The fine dining focus has shifted elsewhere in the city, to Manchester House and The French, so it makes sense to go more casual, adopting the sharing small plate ethos. Of course, that will be the norm across the numerous chains set to populate the Corn Exchange, visible from the 2nd Floor’s panoramic windows. So what sets the new menu here apart?
Well, Horsfield’s playfulness combined with an attention to detail – and, of course, the quality of raw materials, evidenced by an extensive tasting of the small plates (alternatively there are still roasts, grills from the Josper and Harvey Nichols Classics on the menu for diehards). Here s a link to the Menu.

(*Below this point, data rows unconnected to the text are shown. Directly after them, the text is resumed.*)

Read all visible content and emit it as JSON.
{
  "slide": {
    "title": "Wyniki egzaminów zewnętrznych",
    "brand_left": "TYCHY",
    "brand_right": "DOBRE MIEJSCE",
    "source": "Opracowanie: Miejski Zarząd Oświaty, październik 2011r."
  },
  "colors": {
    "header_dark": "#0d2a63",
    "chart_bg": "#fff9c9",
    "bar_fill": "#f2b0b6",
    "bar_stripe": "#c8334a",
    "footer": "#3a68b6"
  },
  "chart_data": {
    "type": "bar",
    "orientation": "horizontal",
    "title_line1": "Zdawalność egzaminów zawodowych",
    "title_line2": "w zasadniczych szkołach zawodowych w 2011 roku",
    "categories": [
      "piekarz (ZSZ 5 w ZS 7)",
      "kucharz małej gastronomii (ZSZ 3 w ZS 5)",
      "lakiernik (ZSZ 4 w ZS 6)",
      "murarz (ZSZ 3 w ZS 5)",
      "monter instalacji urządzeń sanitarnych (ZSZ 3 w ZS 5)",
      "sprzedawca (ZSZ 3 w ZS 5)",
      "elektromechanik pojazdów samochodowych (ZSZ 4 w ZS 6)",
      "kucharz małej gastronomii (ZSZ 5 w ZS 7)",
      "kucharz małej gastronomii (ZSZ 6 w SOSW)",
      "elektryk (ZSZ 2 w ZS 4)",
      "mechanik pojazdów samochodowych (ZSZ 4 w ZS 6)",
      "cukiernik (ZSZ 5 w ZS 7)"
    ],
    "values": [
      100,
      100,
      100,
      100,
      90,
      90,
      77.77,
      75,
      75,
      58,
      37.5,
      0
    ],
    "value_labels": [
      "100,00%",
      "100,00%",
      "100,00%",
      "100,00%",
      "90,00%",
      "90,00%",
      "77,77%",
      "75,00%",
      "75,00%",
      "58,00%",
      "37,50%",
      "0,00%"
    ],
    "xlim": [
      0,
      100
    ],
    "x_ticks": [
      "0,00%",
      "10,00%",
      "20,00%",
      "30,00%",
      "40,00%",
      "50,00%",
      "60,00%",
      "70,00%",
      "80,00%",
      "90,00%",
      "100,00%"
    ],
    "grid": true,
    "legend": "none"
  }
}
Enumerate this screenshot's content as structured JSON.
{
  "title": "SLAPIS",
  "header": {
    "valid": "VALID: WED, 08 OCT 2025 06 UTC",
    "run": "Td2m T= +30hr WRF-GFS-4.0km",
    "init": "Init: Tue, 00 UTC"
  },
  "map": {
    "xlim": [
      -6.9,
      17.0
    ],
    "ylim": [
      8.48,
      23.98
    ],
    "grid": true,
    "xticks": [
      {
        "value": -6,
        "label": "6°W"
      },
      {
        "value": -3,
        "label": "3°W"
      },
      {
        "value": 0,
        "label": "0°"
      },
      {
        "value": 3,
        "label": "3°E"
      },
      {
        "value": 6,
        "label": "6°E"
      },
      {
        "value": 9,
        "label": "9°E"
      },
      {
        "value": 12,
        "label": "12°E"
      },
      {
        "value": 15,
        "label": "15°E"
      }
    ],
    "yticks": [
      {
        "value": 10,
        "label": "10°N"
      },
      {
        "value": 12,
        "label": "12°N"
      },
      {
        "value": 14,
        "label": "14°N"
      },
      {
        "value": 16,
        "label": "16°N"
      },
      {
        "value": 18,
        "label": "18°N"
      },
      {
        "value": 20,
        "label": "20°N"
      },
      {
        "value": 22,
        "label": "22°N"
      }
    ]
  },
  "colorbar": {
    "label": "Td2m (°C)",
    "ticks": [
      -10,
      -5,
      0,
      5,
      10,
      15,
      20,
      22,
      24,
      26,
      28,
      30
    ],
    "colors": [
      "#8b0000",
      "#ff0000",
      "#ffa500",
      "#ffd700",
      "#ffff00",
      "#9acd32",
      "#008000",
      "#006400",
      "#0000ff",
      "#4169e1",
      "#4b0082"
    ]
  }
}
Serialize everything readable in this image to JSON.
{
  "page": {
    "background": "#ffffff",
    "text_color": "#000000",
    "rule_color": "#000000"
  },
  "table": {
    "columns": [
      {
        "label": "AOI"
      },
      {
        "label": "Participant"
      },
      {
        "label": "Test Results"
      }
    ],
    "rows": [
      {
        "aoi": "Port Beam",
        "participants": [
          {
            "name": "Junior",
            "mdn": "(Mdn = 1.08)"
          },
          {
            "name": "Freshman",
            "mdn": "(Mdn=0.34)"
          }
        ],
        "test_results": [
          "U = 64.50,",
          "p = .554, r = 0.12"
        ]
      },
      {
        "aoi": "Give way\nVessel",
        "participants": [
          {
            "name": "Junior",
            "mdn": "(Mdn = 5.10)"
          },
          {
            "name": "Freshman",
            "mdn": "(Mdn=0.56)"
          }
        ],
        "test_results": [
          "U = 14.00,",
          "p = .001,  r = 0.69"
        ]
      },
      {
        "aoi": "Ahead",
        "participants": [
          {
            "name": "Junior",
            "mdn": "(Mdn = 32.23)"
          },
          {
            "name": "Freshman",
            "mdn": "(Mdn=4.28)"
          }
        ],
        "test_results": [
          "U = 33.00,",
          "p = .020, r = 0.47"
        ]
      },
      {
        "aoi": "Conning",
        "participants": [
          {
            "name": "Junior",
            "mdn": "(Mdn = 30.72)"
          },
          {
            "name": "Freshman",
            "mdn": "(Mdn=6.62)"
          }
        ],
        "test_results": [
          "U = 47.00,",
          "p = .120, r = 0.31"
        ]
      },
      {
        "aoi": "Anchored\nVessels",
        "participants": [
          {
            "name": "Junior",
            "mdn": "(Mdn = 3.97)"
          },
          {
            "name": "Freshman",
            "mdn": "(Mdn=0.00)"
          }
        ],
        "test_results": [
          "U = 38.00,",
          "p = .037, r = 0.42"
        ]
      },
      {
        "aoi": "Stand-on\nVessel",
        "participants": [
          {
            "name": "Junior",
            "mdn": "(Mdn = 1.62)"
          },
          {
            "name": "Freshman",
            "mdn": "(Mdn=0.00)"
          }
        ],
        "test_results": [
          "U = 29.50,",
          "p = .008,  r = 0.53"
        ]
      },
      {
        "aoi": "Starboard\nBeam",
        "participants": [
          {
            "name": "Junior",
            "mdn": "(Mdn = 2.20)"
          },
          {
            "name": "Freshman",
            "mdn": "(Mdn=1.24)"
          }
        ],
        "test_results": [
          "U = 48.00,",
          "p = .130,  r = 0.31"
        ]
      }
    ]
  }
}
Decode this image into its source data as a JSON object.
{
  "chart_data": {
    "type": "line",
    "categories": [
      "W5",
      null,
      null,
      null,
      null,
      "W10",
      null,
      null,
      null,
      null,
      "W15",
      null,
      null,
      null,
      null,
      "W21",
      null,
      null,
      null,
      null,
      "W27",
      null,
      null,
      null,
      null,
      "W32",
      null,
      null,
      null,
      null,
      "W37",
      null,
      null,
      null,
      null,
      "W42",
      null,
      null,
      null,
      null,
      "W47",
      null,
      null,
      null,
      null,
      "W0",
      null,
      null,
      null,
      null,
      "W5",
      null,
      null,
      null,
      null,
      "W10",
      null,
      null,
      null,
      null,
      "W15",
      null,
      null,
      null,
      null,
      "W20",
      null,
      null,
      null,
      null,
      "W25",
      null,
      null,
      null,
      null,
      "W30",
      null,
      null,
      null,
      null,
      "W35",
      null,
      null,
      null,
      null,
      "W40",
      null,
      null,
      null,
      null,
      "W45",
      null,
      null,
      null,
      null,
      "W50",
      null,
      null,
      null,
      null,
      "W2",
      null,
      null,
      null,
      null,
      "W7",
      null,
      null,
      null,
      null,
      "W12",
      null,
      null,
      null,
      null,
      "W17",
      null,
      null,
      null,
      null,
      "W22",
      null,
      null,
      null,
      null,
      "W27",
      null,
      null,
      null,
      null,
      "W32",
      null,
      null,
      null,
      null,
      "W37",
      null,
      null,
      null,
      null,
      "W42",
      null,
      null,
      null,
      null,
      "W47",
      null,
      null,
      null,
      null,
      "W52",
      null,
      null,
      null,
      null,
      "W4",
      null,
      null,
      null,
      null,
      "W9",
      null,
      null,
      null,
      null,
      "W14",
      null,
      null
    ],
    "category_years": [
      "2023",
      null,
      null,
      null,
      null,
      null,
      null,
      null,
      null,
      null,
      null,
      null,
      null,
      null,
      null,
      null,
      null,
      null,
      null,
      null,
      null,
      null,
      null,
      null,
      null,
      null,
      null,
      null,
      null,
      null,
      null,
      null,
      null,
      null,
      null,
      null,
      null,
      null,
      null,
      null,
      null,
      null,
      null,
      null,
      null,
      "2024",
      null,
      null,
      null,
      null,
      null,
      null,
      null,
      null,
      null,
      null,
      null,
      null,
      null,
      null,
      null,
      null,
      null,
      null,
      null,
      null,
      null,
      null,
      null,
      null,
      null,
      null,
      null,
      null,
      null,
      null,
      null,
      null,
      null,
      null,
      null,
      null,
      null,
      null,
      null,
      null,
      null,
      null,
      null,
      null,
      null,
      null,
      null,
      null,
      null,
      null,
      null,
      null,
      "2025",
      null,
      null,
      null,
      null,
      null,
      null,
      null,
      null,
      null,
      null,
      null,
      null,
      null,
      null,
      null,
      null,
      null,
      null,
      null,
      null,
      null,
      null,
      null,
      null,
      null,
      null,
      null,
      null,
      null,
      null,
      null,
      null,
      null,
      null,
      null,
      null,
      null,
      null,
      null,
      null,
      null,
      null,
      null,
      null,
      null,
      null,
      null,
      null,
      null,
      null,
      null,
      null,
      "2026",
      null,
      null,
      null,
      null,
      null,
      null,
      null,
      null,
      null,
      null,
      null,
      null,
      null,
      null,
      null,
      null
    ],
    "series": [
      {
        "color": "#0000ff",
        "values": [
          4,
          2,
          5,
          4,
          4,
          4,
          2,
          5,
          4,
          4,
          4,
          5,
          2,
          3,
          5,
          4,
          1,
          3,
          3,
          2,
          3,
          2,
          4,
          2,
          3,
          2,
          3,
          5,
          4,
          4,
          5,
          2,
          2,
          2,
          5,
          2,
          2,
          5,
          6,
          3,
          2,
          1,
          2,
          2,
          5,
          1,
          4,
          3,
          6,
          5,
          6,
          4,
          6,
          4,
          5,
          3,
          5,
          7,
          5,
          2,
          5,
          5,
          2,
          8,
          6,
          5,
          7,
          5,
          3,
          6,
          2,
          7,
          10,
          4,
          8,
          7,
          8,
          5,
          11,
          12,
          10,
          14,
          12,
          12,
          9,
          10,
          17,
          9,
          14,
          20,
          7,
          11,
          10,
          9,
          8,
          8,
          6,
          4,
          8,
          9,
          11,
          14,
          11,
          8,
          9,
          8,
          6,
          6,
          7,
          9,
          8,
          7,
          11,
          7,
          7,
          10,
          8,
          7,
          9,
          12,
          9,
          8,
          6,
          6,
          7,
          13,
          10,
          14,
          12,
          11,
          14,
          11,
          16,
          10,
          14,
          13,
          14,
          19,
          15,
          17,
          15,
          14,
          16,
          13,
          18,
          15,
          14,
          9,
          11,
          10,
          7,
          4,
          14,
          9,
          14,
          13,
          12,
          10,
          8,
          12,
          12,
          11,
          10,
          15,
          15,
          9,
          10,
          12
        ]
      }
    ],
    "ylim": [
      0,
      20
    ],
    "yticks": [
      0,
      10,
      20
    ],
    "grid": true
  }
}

We shared 13 dishes which, at an average of £7 a plate, comes out quite pricey, but half that number plus a a trio of puddings, at a fiver each, would hit the spot for most of us. Tapas by any other name and 'globally-influenced', so without the self-confident national focus of somewhere like Iberica. But there are some lovely dishes and lots more in the pipeline as the store gives the chef his head. This may be a blueprint for the entire range of Harvey Nichols restaurants. So no pressure there then, Matthew.
'Globally influenced', there are some divine hoi sin duck buns and a Levantine treatment for lamb chops with labneh, baba ganoush and yoghurt, and even the crab toasties were enlivened with ginger, chilli and garlic. The kitchen is proud of its superb sourdough bread, so the veggie alternative was a blander bruschetta with avocado, broad beans and runny quail’s eggs.
There’s apparently a ceviche in the development stage; for the moment fish lovers should look no further than the tuna carpaccio with the citric punch of a ponzu dressing and radish pepperiness. Haddock goujons with crushed peas and tartare sauce paled in comparison. In-house hot-smoked salmon was much better, partnered well by another sharp North African sauce, chermoula. There is a theme developing here.
Quite off piste, though, was a superfood plate which combined among other things smoked tofu, grains, pomegranate, heritage tomatoes and very pretty flowers (that’s why it has made my main picture).
Horsfield is a flat iron steak enthusiast and a piercing chimichurri sauce certainly lifts a cut I’m less enamoured of. Not a patch on the pink intensity of the lamb (above). That is a beautiful dish.
A glorious strawberry and rhubarb cheesecake (£5) was pick of the desserts, where tiramisu in a mini-kilner jar didn’t live up to expectations. Mind you, a matching of raspberries and basil ice cream far exceeded them.
You can’t really go wrong sticking with Harvey Nichols’ own house wines (the Marlborough Sauvignon Blanc is a beautifully balanced example that restores one’s faith in the Kiwi staple), but it is worth exploring the affordable reaches of the entire list. There are some fascinating tastes beyond what you might expect.
The same is true of the new menu, most of which works a treat. There’s a big place in our heart for formal service and lavish mains, but was Harvey Nichols with its sleek, modern lines and inviting meeting place bar ever quite the place for that gig? The new direction seems to suit it better. Just, Matthew, don’t rest on your laurels. Keep refreshing the small plate menu. More superfood plate boldness! Small is beautiful but, as with standard tapas, can soon become over-familiar.